The scree slope where I “embraced the suck” earlier only took 15 minutes to descend. I surfed the scree all the way to the bottom. When I got to the icy creek, I bushwacked my way through it. It was awful. I almost chose to cross the ice again, but I eventually prevailed through the bushes.

Reflections on the Freedom of the Wilderness

I made great time. I got off the trail at 3:30 pm, a full 90-minutes before nightfall. I’ve been disciplined about keeping my cardiovascular base strong over the summer, despite not being able to get to the Sierras much. It paid off. I gained 5,000’+ in 4.5 miles to the summit, made it back to the trailhead, and still had gas in the tank afterward. It felt good.

I reflected on that moment on Mount Carillon Col where I took off my shoes, acknowledging that holy place and the God who made it. I couldn’t help but think of this poem by Wendell Berry…

When despair for the world grows in me
and I wake in the night at the least sound
in fear of what my life and my children’s lives may be,
I go and lie down where the wood drake
rests in his beauty on the water,
and the great heron feeds.
I come into the peace of wild things
who do not tax their lives with forethought
of grief. I come into the presence of still water.
And I feel above me the day-blind stars
waiting with their light.

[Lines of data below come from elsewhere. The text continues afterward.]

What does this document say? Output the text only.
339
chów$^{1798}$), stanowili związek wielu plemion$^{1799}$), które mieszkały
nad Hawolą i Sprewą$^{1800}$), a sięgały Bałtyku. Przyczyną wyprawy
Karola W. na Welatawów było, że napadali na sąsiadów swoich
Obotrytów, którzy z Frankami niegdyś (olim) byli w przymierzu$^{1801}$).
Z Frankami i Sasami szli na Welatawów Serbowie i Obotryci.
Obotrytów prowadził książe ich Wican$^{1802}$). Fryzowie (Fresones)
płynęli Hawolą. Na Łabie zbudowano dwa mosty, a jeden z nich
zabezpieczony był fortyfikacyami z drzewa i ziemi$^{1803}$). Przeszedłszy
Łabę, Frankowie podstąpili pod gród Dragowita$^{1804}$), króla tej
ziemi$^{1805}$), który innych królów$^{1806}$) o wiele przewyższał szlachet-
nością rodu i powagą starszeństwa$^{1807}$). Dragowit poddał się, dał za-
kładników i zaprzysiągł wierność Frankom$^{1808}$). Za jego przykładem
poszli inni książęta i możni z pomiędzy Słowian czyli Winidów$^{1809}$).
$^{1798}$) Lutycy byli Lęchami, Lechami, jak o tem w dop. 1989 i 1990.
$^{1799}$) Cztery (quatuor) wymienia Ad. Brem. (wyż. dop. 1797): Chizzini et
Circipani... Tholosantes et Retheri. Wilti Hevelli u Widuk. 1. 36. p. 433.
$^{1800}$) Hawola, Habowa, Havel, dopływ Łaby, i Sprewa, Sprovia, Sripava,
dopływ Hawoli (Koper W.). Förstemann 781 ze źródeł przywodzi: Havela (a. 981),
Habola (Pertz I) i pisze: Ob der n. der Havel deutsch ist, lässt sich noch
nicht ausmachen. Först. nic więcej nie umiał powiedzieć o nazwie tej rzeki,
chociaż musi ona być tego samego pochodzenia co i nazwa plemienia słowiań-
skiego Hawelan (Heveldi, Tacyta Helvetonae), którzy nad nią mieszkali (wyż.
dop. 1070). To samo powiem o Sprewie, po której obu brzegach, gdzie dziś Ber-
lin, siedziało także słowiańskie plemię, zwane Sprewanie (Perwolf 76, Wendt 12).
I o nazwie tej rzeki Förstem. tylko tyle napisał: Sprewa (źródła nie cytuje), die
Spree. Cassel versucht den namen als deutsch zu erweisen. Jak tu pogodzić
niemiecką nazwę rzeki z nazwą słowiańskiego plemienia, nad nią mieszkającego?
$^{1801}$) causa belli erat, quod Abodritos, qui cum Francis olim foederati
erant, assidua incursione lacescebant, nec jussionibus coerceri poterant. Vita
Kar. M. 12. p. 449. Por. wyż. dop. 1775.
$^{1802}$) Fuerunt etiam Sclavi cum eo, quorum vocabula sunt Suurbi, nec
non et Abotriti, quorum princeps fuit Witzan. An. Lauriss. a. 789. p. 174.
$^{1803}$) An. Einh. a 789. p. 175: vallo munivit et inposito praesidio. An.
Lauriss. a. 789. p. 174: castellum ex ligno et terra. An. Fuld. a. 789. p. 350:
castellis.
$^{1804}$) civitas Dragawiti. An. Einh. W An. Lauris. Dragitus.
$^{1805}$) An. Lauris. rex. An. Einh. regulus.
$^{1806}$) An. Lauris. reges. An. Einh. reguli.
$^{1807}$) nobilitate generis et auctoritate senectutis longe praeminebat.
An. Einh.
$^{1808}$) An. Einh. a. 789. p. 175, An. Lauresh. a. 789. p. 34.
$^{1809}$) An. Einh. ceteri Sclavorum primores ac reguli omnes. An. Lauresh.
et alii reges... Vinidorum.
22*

For a time
I rest in the grace of the world, and am free.

The Peace of Wild Things, by Wendell Berry

I can never underestimate the necessity of getting back to the wilderness. It’s a crazy, ugly world out there. If I allow myself to dwell on the evil of mankind for too long, I’ll lose perspective. Social media alone can easily turn me into a hopeless, angry person – waving my banner and cursing my enemies. Wildnerness reminds me of the bigger narrative I find myself in. There is an all-powerful, loving Creator that knows me by name. He sacrificed his own Son to give me a future and a hope. Love wins. Evil is not the end of the story, only the middle. The beauty and grandeur of this place reminds me of all these things. I have to leave for a while, but I’ll be back soon.